Roadmap e próximos passos
- Melhorar o design para refletir um blog mais moderno e consistente.
- Adicionar scripts de monitoramento de performance do conteúdo.
- Utilizar uma ferramenta de bundle para otimizar o tamanho da aplicação dentro do monorepo.
- Refatorar o código para desacoplar módulos e preparar a aplicação para futuras substituições sem grandes impactos.
Conclusão
Refatorar o código do notion-blog foi mais do que uma iniciativa técnica — foi um exercício de amadurecimento de arquitetura, propósito e visão de longo prazo. A decisão de adotar o paradigma funcional e princípios inspirados em DDD não surgiu de uma necessidade imediata, mas da compreensão de que a sustentabilidade de um projeto nasce da clareza de suas bases.

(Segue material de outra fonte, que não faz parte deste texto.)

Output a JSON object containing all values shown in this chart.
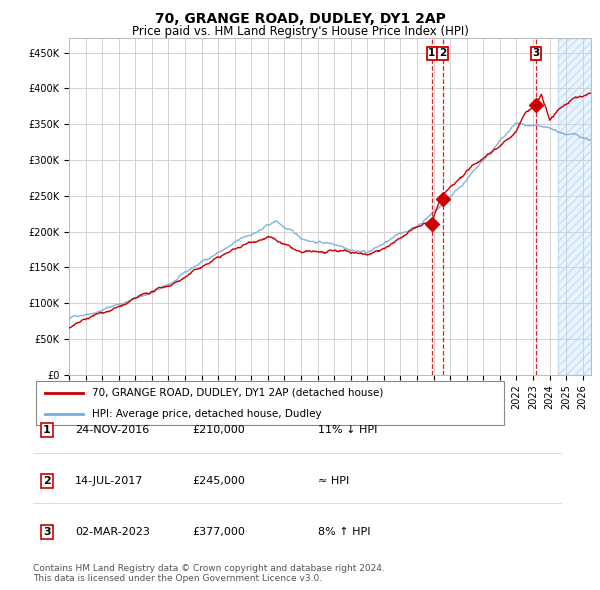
{
  "title": "70, GRANGE ROAD, DUDLEY, DY1 2AP",
  "subtitle": "Price paid vs. HM Land Registry's House Price Index (HPI)",
  "ylim": [
    0,
    470000
  ],
  "yticks": [
    0,
    50000,
    100000,
    150000,
    200000,
    250000,
    300000,
    350000,
    400000,
    450000
  ],
  "ytick_labels": [
    "£0",
    "£50K",
    "£100K",
    "£150K",
    "£200K",
    "£250K",
    "£300K",
    "£350K",
    "£400K",
    "£450K"
  ],
  "hpi_color": "#7aadda",
  "price_color": "#cc0000",
  "marker_color": "#cc0000",
  "vline_color": "#cc0000",
  "bg_color": "#ffffff",
  "grid_color": "#cccccc",
  "legend_label_price": "70, GRANGE ROAD, DUDLEY, DY1 2AP (detached house)",
  "legend_label_hpi": "HPI: Average price, detached house, Dudley",
  "sale1_date": "24-NOV-2016",
  "sale1_price": 210000,
  "sale1_note": "11% ↓ HPI",
  "sale1_x": 2016.9,
  "sale2_date": "14-JUL-2017",
  "sale2_price": 245000,
  "sale2_note": "≈ HPI",
  "sale2_x": 2017.54,
  "sale3_date": "02-MAR-2023",
  "sale3_price": 377000,
  "sale3_note": "8% ↑ HPI",
  "sale3_x": 2023.17,
  "forecast_start_x": 2024.5,
  "xmin": 1995.0,
  "xmax": 2026.5,
  "footer": "Contains HM Land Registry data © Crown copyright and database right 2024.\nThis data is licensed under the Open Government Licence v3.0.",
  "title_fontsize": 10,
  "subtitle_fontsize": 8.5,
  "tick_fontsize": 7,
  "legend_fontsize": 7.5,
  "footer_fontsize": 6.5,
  "table_fontsize": 8
}
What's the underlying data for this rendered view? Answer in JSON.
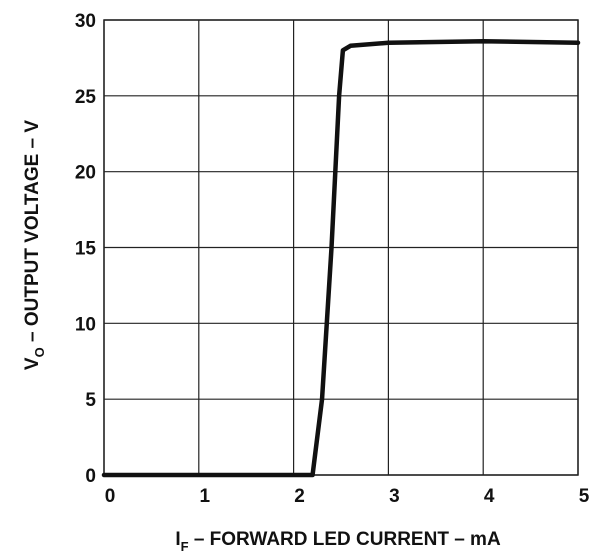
{
  "chart_data": {
    "type": "line",
    "title": "",
    "xlabel": "I_F – FORWARD LED CURRENT – mA",
    "xlabel_main": "I",
    "xlabel_sub": "F",
    "xlabel_rest": " – FORWARD LED CURRENT – mA",
    "ylabel": "V_O – OUTPUT VOLTAGE – V",
    "ylabel_main": "V",
    "ylabel_sub": "O",
    "ylabel_rest": " – OUTPUT VOLTAGE – V",
    "xlim": [
      0,
      5
    ],
    "ylim": [
      0,
      30
    ],
    "x_ticks": [
      0,
      1,
      2,
      3,
      4,
      5
    ],
    "y_ticks": [
      0,
      5,
      10,
      15,
      20,
      25,
      30
    ],
    "grid": true,
    "legend": "none",
    "series": [
      {
        "x": [
          0,
          2.2,
          2.3,
          2.4,
          2.48,
          2.52,
          2.6,
          3.0,
          4.0,
          5.0
        ],
        "y": [
          0,
          0,
          5,
          15,
          25,
          28,
          28.3,
          28.5,
          28.6,
          28.5
        ]
      }
    ],
    "colors": {
      "line": "#111111",
      "grid": "#222222",
      "text": "#111111",
      "background": "#ffffff"
    }
  }
}
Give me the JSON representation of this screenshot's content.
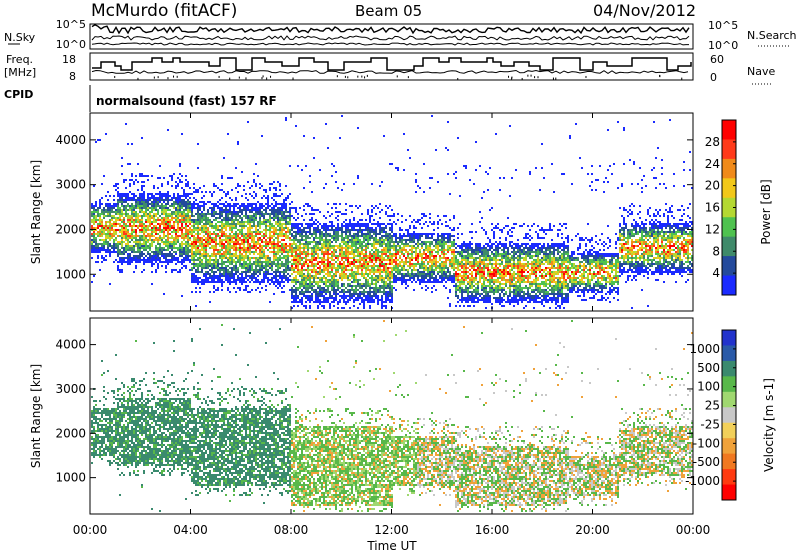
{
  "header": {
    "station": "McMurdo (fitACF)",
    "beam": "Beam 05",
    "date": "04/Nov/2012"
  },
  "chart_data": {
    "type": "heatmap",
    "title": "McMurdo (fitACF)",
    "x_axis": {
      "label": "Time UT",
      "range": [
        "00:00",
        "00:00"
      ],
      "range_hours": [
        0,
        24
      ],
      "ticks": [
        "00:00",
        "04:00",
        "08:00",
        "12:00",
        "16:00",
        "20:00",
        "00:00"
      ]
    },
    "top_panels": {
      "nsky": {
        "left_label": "N.Sky",
        "right_label": "N.Search",
        "left_ticks": [
          "10^5",
          "10^0"
        ],
        "right_ticks": [
          "10^5",
          "10^0"
        ]
      },
      "freq": {
        "left_label": "Freq.",
        "left_unit": "[MHz]",
        "right_label": "Nave",
        "left_ticks": [
          "18",
          "8"
        ],
        "right_ticks": [
          "60",
          "0"
        ]
      },
      "cpid": {
        "label": "CPID",
        "text": "normalsound (fast) 157 RF"
      }
    },
    "panels": [
      {
        "parameter": "Power",
        "y_axis": {
          "label": "Slant Range [km]",
          "ticks": [
            1000,
            2000,
            3000,
            4000
          ],
          "range": [
            180,
            4600
          ]
        },
        "colorbar": {
          "label": "Power [dB]",
          "ticks": [
            "4",
            "8",
            "12",
            "16",
            "20",
            "24",
            "28"
          ],
          "colors": [
            "#1b2bff",
            "#244a9c",
            "#3f8a6a",
            "#4fc24f",
            "#b4d832",
            "#f2c81a",
            "#f08a1a",
            "#ff3a1a",
            "#ff0000"
          ]
        }
      },
      {
        "parameter": "Velocity",
        "y_axis": {
          "label": "Slant Range [km]",
          "ticks": [
            1000,
            2000,
            3000,
            4000
          ],
          "range": [
            180,
            4600
          ]
        },
        "colorbar": {
          "label": "Velocity [m s-1]",
          "ticks": [
            "1000",
            "500",
            "100",
            "25",
            "-25",
            "-100",
            "-500",
            "-1000"
          ],
          "colors": [
            "#2233cc",
            "#2a5aa8",
            "#3a8a6e",
            "#58b84a",
            "#a0d870",
            "#c8c8c8",
            "#f2d05a",
            "#f0a23a",
            "#f07820",
            "#ff3a10",
            "#ff0000"
          ]
        }
      }
    ]
  }
}
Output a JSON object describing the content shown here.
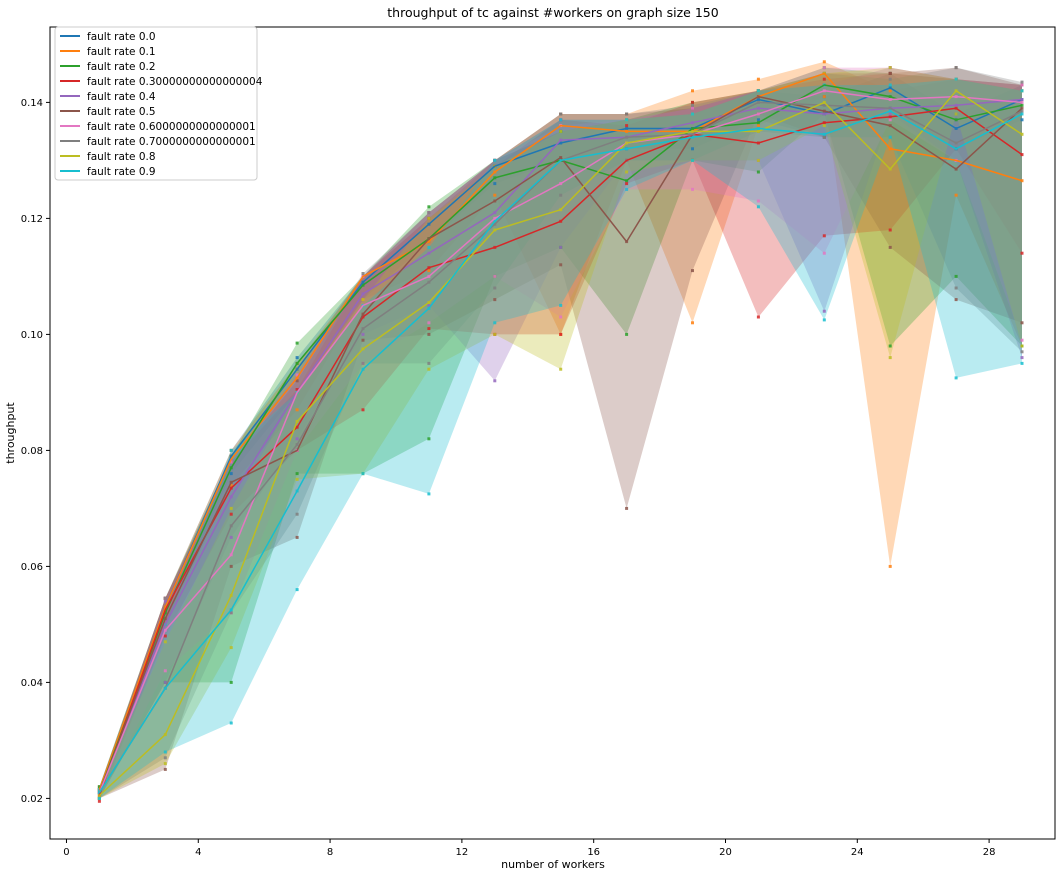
{
  "chart_data": {
    "type": "line",
    "title": "throughput of tc against #workers on graph size 150",
    "xlabel": "number of workers",
    "ylabel": "throughput",
    "xlim": [
      -0.5,
      30.0
    ],
    "ylim": [
      0.013,
      0.153
    ],
    "xticks": [
      0,
      4,
      8,
      12,
      16,
      20,
      24,
      28
    ],
    "yticks": [
      0.02,
      0.04,
      0.06,
      0.08,
      0.1,
      0.12,
      0.14
    ],
    "ytick_labels": [
      "0.02",
      "0.04",
      "0.06",
      "0.08",
      "0.10",
      "0.12",
      "0.14"
    ],
    "grid": false,
    "legend_position": "top-left",
    "x": [
      1,
      3,
      5,
      7,
      9,
      11,
      13,
      15,
      17,
      19,
      21,
      23,
      25,
      27,
      29
    ],
    "series": [
      {
        "name": "fault rate 0.0",
        "color": "#1f77b4",
        "mean": [
          0.0215,
          0.053,
          0.079,
          0.094,
          0.109,
          0.119,
          0.129,
          0.133,
          0.1355,
          0.1355,
          0.1405,
          0.138,
          0.1425,
          0.1355,
          0.1405
        ],
        "min": [
          0.021,
          0.05,
          0.076,
          0.09,
          0.106,
          0.116,
          0.126,
          0.13,
          0.132,
          0.132,
          0.137,
          0.134,
          0.139,
          0.132,
          0.137
        ],
        "max": [
          0.022,
          0.0545,
          0.08,
          0.096,
          0.11,
          0.121,
          0.13,
          0.135,
          0.137,
          0.138,
          0.142,
          0.141,
          0.145,
          0.138,
          0.143
        ]
      },
      {
        "name": "fault rate 0.1",
        "color": "#ff7f0e",
        "mean": [
          0.0215,
          0.053,
          0.0785,
          0.0925,
          0.11,
          0.116,
          0.128,
          0.136,
          0.135,
          0.135,
          0.141,
          0.145,
          0.132,
          0.13,
          0.1265
        ],
        "min": [
          0.0205,
          0.05,
          0.074,
          0.087,
          0.106,
          0.111,
          0.124,
          0.1,
          0.13,
          0.102,
          0.136,
          0.141,
          0.06,
          0.124,
          0.098
        ],
        "max": [
          0.022,
          0.0545,
          0.08,
          0.095,
          0.11,
          0.121,
          0.13,
          0.138,
          0.138,
          0.142,
          0.144,
          0.147,
          0.142,
          0.144,
          0.142
        ]
      },
      {
        "name": "fault rate 0.2",
        "color": "#2ca02c",
        "mean": [
          0.021,
          0.052,
          0.077,
          0.095,
          0.1085,
          0.1165,
          0.127,
          0.13,
          0.1265,
          0.1355,
          0.1365,
          0.143,
          0.141,
          0.137,
          0.1395
        ],
        "min": [
          0.02,
          0.04,
          0.04,
          0.076,
          0.076,
          0.082,
          0.11,
          0.115,
          0.1,
          0.13,
          0.128,
          0.138,
          0.098,
          0.11,
          0.098
        ],
        "max": [
          0.022,
          0.0545,
          0.079,
          0.0985,
          0.11,
          0.122,
          0.13,
          0.135,
          0.137,
          0.14,
          0.142,
          0.146,
          0.145,
          0.144,
          0.143
        ]
      },
      {
        "name": "fault rate 0.30000000000000004",
        "color": "#d62728",
        "mean": [
          0.0205,
          0.0525,
          0.0735,
          0.084,
          0.103,
          0.1115,
          0.115,
          0.1195,
          0.13,
          0.1345,
          0.133,
          0.1365,
          0.1375,
          0.139,
          0.131
        ],
        "min": [
          0.0195,
          0.048,
          0.069,
          0.08,
          0.087,
          0.101,
          0.1,
          0.1,
          0.126,
          0.13,
          0.103,
          0.117,
          0.118,
          0.132,
          0.114
        ],
        "max": [
          0.0215,
          0.0545,
          0.078,
          0.0905,
          0.11,
          0.12,
          0.129,
          0.137,
          0.136,
          0.14,
          0.142,
          0.144,
          0.145,
          0.144,
          0.143
        ]
      },
      {
        "name": "fault rate 0.4",
        "color": "#9467bd",
        "mean": [
          0.021,
          0.05,
          0.072,
          0.09,
          0.107,
          0.114,
          0.121,
          0.1335,
          0.134,
          0.1365,
          0.139,
          0.138,
          0.139,
          0.1395,
          0.1405
        ],
        "min": [
          0.02,
          0.04,
          0.065,
          0.082,
          0.1,
          0.105,
          0.092,
          0.115,
          0.13,
          0.13,
          0.13,
          0.104,
          0.138,
          0.13,
          0.096
        ],
        "max": [
          0.0215,
          0.054,
          0.0785,
          0.093,
          0.11,
          0.121,
          0.13,
          0.137,
          0.137,
          0.139,
          0.142,
          0.143,
          0.146,
          0.144,
          0.142
        ]
      },
      {
        "name": "fault rate 0.5",
        "color": "#8c564b",
        "mean": [
          0.021,
          0.051,
          0.0745,
          0.08,
          0.1035,
          0.1165,
          0.123,
          0.1305,
          0.116,
          0.1345,
          0.141,
          0.1385,
          0.136,
          0.1285,
          0.139
        ],
        "min": [
          0.02,
          0.025,
          0.06,
          0.065,
          0.099,
          0.1,
          0.106,
          0.112,
          0.07,
          0.111,
          0.138,
          0.134,
          0.115,
          0.106,
          0.102
        ],
        "max": [
          0.0215,
          0.0545,
          0.078,
          0.092,
          0.11,
          0.12,
          0.13,
          0.138,
          0.138,
          0.139,
          0.142,
          0.145,
          0.145,
          0.146,
          0.143
        ]
      },
      {
        "name": "fault rate 0.6000000000000001",
        "color": "#e377c2",
        "mean": [
          0.021,
          0.049,
          0.062,
          0.09,
          0.105,
          0.11,
          0.12,
          0.126,
          0.133,
          0.1345,
          0.138,
          0.142,
          0.1405,
          0.141,
          0.14
        ],
        "min": [
          0.02,
          0.042,
          0.052,
          0.08,
          0.095,
          0.102,
          0.11,
          0.103,
          0.125,
          0.125,
          0.123,
          0.114,
          0.137,
          0.13,
          0.099
        ],
        "max": [
          0.0215,
          0.0545,
          0.078,
          0.093,
          0.11,
          0.121,
          0.13,
          0.136,
          0.137,
          0.139,
          0.142,
          0.146,
          0.146,
          0.144,
          0.143
        ]
      },
      {
        "name": "fault rate 0.7000000000000001",
        "color": "#7f7f7f",
        "mean": [
          0.021,
          0.039,
          0.067,
          0.081,
          0.101,
          0.109,
          0.119,
          0.13,
          0.134,
          0.1345,
          0.14,
          0.1395,
          0.139,
          0.133,
          0.1385
        ],
        "min": [
          0.02,
          0.027,
          0.052,
          0.069,
          0.095,
          0.095,
          0.108,
          0.124,
          0.13,
          0.13,
          0.135,
          0.134,
          0.134,
          0.108,
          0.097
        ],
        "max": [
          0.0215,
          0.0545,
          0.079,
          0.094,
          0.1105,
          0.121,
          0.13,
          0.138,
          0.138,
          0.1395,
          0.142,
          0.145,
          0.144,
          0.146,
          0.1435
        ]
      },
      {
        "name": "fault rate 0.8",
        "color": "#bcbd22",
        "mean": [
          0.0205,
          0.031,
          0.055,
          0.085,
          0.0975,
          0.1055,
          0.118,
          0.1215,
          0.133,
          0.135,
          0.135,
          0.14,
          0.1285,
          0.142,
          0.1345
        ],
        "min": [
          0.02,
          0.026,
          0.046,
          0.075,
          0.076,
          0.094,
          0.1,
          0.094,
          0.128,
          0.13,
          0.13,
          0.136,
          0.096,
          0.138,
          0.098
        ],
        "max": [
          0.0215,
          0.047,
          0.07,
          0.09,
          0.106,
          0.12,
          0.129,
          0.135,
          0.137,
          0.138,
          0.142,
          0.145,
          0.146,
          0.144,
          0.142
        ]
      },
      {
        "name": "fault rate 0.9",
        "color": "#17becf",
        "mean": [
          0.021,
          0.039,
          0.0525,
          0.073,
          0.094,
          0.1045,
          0.1195,
          0.13,
          0.132,
          0.134,
          0.1355,
          0.1345,
          0.1385,
          0.132,
          0.138
        ],
        "min": [
          0.02,
          0.028,
          0.033,
          0.056,
          0.076,
          0.0725,
          0.102,
          0.105,
          0.125,
          0.13,
          0.122,
          0.1025,
          0.134,
          0.0925,
          0.095
        ],
        "max": [
          0.0215,
          0.05,
          0.08,
          0.09,
          0.105,
          0.115,
          0.13,
          0.137,
          0.137,
          0.138,
          0.142,
          0.143,
          0.143,
          0.144,
          0.142
        ]
      }
    ]
  }
}
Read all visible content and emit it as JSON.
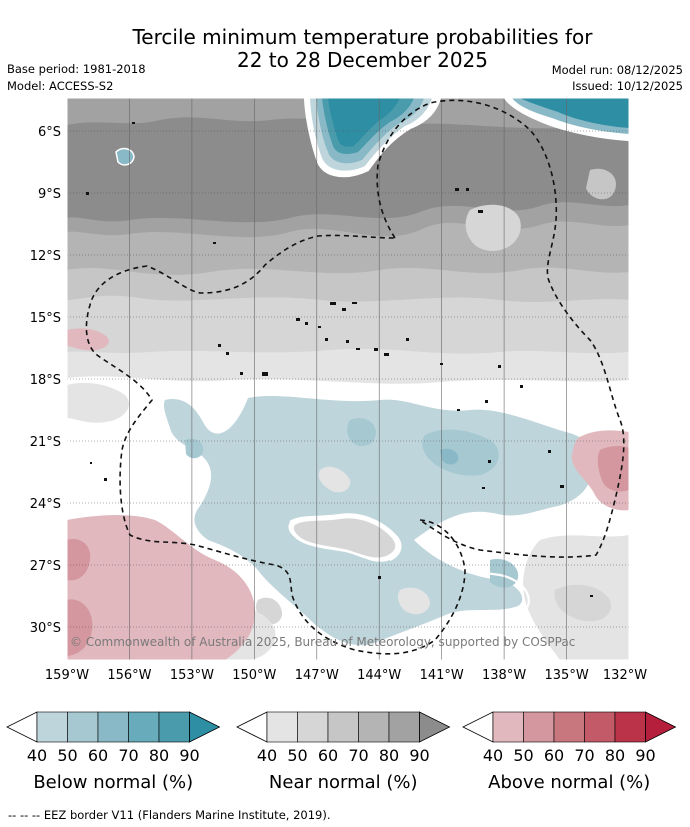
{
  "header": {
    "title_line1": "Tercile minimum temperature probabilities for",
    "title_line2": "22 to 28 December 2025",
    "base_period": "Base period: 1981-2018",
    "model": "Model: ACCESS-S2",
    "model_run": "Model run: 08/12/2025",
    "issued": "Issued: 10/12/2025"
  },
  "map": {
    "lat_labels": [
      "6°S",
      "9°S",
      "12°S",
      "15°S",
      "18°S",
      "21°S",
      "24°S",
      "27°S",
      "30°S"
    ],
    "lon_labels": [
      "159°W",
      "156°W",
      "153°W",
      "150°W",
      "147°W",
      "144°W",
      "141°W",
      "138°W",
      "135°W",
      "132°W"
    ],
    "copyright": "© Commonwealth of Australia 2025, Bureau of Meteorology, supported by COSPPac"
  },
  "colorbars": [
    {
      "title": "Below normal (%)",
      "ticks": [
        "40",
        "50",
        "60",
        "70",
        "80",
        "90"
      ],
      "colors": [
        "#bfd5dc",
        "#a6c8d1",
        "#89b9c6",
        "#68abbb",
        "#4a9cad"
      ],
      "end_color": "#2e8ea3"
    },
    {
      "title": "Near normal (%)",
      "ticks": [
        "40",
        "50",
        "60",
        "70",
        "80",
        "90"
      ],
      "colors": [
        "#e4e4e4",
        "#d6d6d6",
        "#c6c6c6",
        "#b4b4b4",
        "#a2a2a2"
      ],
      "end_color": "#8c8c8c"
    },
    {
      "title": "Above normal (%)",
      "ticks": [
        "40",
        "50",
        "60",
        "70",
        "80",
        "90"
      ],
      "colors": [
        "#e0b8be",
        "#d5979f",
        "#c9777f",
        "#c25a68",
        "#bb3349"
      ],
      "end_color": "#b51f3c"
    }
  ],
  "footer": {
    "legend_symbol": "-- -- --",
    "legend_text": "EEZ border V11 (Flanders Marine Institute, 2019)."
  }
}
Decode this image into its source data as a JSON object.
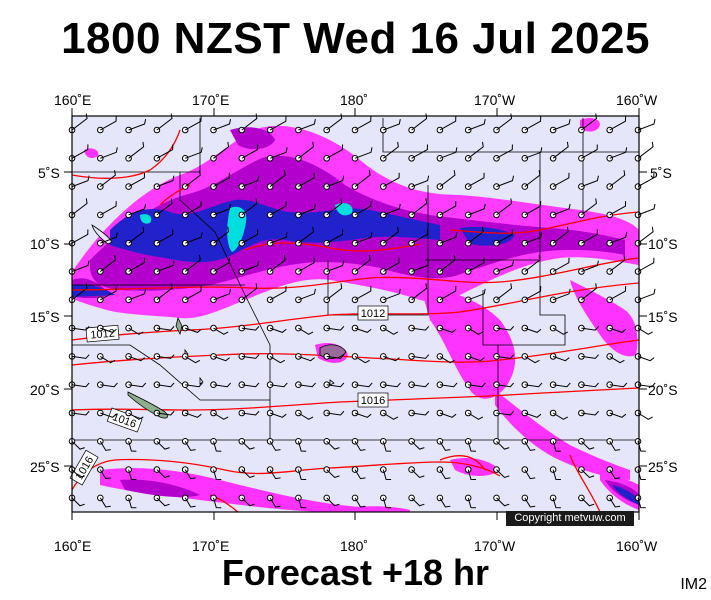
{
  "title": "1800 NZST Wed 16 Jul 2025",
  "footer": "Forecast +18 hr",
  "product_code": "IM2",
  "copyright": "Copyright metvuw.com",
  "lon_labels": [
    "160˚E",
    "170˚E",
    "180˚",
    "170˚W",
    "160˚W"
  ],
  "lat_labels": [
    "5˚S",
    "10˚S",
    "15˚S",
    "20˚S",
    "25˚S"
  ],
  "isobar_labels": [
    "1012",
    "1012",
    "1016",
    "1016",
    "1016"
  ],
  "colors": {
    "background": "#e6e6fa",
    "rain_light": "#ff33ff",
    "rain_moderate": "#b300cc",
    "rain_heavy": "#2222cc",
    "rain_extreme": "#00dddd",
    "isobar": "#ff0000",
    "coast": "#000000"
  }
}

Ao transformar o código em algo mais previsível, isolado e seguro, criamos um ambiente fértil para evolução. Cada novo módulo, integração ou funcionalidade poderá ser incorporado sem comprometer o todo — uma das maiores conquistas em qualquer sistema em crescimento.
Essa refatoração representa um ponto de inflexão: deixamos de ver o notion-blog apenas como uma integração entre APIs e passamos a tratá-lo como um sistema com domínio próprio, com regras claras, camadas bem definidas e espaço para colaboração.
Mais do que código, esse processo reforça uma filosofia:
construir software não é apenas resolver problemas técnicos, mas criar estruturas que resistem ao tempo, às mudanças e às pessoas.
O que vem a seguir — o roadmap — não é apenas uma lista de tarefas, mas uma continuação natural desse processo. Melhorias de design, monitoramento, otimização de build e desacoplamento de módulos são extensões diretas do que foi estabelecido aqui: uma base sólida para evoluir com confiança.
Em resumo:
A refatoração do notion-blog não é um ponto final.
É o início de uma nova etapa — mais madura, mais consciente e muito mais preparada para crescer.